On observe alors une forme de suivisme où les politiques s’en prennent tous aux journalistes. Je pense qu’on était arrivé au bout d’un système politique qui a trouvé sa traduction dans l’élection d’Emmanuel Macron, qui lui-même s’est servi des médias pour son ascension. A la fois en voulant les marginaliser et en faisant en sorte de les utiliser extrêmement habilement. Rappelez-vous les Unes de Paris Match pendant sa campagne. Il dénonce le bovarisme des journalistes qu’il accuse de ne s’intéresser qu’à l’aspect négatif des choses. Il nous accuse d’être l’incarnation d’une mélancolie, une frustration qu’on exprimerait en ayant un questionnement qui ne porte pas sur l’action mais sur les petites phrases, etc. Il dit ça mais il nous utilise à fond. Le reste de la classe politique aussi mais de façon beaucoup plus frontale et agressive, moins habile, moins cachée et, effectivement, assez paroxystique. La bataille entre les médias et les candidats a été l’un des acteurs de la campagne présidentielle.
“La bataille entre les médias et les candidats a été l’un des acteurs de la campagne présidentielle”
Laurent Delahousse a été très critiqué pour son interview d’Emmanuel Macron. Qu’en pensez-vous ?
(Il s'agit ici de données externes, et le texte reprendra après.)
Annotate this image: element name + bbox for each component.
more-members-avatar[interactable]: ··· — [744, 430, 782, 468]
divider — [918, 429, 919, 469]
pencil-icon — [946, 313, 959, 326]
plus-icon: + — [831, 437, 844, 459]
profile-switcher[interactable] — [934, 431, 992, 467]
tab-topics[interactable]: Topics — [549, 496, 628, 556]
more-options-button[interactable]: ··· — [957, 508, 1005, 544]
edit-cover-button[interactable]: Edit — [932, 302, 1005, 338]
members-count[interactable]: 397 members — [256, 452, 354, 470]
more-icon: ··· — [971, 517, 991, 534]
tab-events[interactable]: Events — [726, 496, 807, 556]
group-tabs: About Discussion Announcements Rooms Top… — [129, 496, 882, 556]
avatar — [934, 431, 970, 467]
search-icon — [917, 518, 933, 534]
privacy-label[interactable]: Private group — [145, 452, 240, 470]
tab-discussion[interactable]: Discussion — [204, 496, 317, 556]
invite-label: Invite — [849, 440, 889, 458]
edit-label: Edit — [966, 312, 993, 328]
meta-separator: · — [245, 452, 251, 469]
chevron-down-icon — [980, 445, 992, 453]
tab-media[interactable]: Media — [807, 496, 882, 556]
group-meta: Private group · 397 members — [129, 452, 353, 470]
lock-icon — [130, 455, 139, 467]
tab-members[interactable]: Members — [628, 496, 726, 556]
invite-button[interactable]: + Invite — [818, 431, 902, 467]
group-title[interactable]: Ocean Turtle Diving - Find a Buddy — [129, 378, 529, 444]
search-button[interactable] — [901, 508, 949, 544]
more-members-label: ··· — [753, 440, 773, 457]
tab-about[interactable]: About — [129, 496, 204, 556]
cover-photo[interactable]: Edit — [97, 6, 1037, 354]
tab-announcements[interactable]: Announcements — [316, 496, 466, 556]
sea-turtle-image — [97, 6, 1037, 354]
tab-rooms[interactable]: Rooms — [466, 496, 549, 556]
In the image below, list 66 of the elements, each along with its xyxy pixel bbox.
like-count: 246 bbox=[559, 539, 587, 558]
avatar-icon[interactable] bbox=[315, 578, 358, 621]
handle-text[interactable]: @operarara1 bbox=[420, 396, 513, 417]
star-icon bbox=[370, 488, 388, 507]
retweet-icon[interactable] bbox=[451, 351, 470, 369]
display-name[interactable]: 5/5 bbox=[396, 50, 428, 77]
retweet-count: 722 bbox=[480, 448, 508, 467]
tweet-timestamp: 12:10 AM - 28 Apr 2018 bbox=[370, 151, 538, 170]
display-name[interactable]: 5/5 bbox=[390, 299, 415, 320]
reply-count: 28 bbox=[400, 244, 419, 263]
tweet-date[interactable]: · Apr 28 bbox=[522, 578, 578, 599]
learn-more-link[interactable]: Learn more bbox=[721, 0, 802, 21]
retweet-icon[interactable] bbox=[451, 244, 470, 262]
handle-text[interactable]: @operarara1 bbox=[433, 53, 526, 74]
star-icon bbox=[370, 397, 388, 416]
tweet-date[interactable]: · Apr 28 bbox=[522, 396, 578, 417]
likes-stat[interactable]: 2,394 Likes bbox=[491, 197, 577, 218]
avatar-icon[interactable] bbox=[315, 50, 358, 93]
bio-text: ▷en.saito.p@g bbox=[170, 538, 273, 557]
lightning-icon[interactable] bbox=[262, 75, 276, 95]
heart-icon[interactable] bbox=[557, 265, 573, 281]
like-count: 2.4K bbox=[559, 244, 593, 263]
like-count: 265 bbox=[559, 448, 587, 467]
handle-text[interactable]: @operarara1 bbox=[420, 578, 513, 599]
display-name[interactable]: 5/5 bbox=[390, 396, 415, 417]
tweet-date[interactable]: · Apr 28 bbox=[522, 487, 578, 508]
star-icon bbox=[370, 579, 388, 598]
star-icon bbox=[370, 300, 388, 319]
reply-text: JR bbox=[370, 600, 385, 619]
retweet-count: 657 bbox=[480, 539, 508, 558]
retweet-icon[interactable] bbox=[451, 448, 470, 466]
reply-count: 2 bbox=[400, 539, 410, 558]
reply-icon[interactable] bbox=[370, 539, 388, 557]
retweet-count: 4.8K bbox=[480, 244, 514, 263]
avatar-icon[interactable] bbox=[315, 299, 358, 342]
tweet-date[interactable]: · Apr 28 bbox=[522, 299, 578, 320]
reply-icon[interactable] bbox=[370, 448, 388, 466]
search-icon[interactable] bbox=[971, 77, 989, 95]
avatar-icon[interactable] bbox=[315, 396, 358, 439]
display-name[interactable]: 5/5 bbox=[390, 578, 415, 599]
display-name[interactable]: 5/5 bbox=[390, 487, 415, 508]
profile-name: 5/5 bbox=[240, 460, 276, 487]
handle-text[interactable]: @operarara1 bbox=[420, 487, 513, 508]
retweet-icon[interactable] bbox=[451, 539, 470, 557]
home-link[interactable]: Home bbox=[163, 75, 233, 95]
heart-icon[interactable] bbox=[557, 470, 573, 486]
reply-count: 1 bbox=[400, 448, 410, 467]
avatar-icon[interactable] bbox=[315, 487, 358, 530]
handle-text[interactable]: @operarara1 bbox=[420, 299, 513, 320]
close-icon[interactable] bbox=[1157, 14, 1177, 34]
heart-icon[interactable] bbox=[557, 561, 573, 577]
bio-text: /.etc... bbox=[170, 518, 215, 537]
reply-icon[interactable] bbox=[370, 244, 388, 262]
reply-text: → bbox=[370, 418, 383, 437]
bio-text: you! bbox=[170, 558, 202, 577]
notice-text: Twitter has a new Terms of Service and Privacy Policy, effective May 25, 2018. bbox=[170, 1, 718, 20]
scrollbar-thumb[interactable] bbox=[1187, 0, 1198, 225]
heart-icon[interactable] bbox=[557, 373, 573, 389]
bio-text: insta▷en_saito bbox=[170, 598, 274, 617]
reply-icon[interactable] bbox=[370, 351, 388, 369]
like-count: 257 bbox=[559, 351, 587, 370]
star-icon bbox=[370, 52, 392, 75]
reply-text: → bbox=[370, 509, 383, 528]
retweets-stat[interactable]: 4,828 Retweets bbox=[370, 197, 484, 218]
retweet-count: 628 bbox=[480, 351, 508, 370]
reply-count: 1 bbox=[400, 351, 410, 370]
Les critiques portaient aussi sur Macron, qui s’est prêté au jeu. Laurent Delahousse en a pris plein la figure. C’est quelqu’un de très créatif, il essaye de renouveler le genre mais je pense que là où il s’est exposé à la critique, c’est qu’il a mis cette interview dans le JT de 20 heures alors qu’elle était dans un registre de magazine. Il y a eu une incompréhension totale. Macron qui ne se prête à aucune interview, sauf une fois sur TF1, qui donne un entretien de la sorte. Cette déambulation ne se prête pas au questionnement qui va au fond des dossiers. Il est debout, dans un format magazine, qui lui va bien mais qui reste superficiel. Ça a très bien marché pour Bernard Tapie, mais ça ne pose pas problème dans ce cas précis. Ça pose problème quand il s’agit du chef de l’Etat qui ne s’est pas confronté depuis longtemps à un questionnement ping-pong. Macron, ça l’arrangeait, il a fait sa com’ lors de cette interview. Même si au final, l’audience n’est pas forcément au rendez-vous. C’est difficile d’accabler un confrère mais on a tous été quand même un peu frustré d’un questionnement plus exigeant sur le fond et je pense que Laurent Delahousse essaye de renouveler les genres mais là, c’était bancal.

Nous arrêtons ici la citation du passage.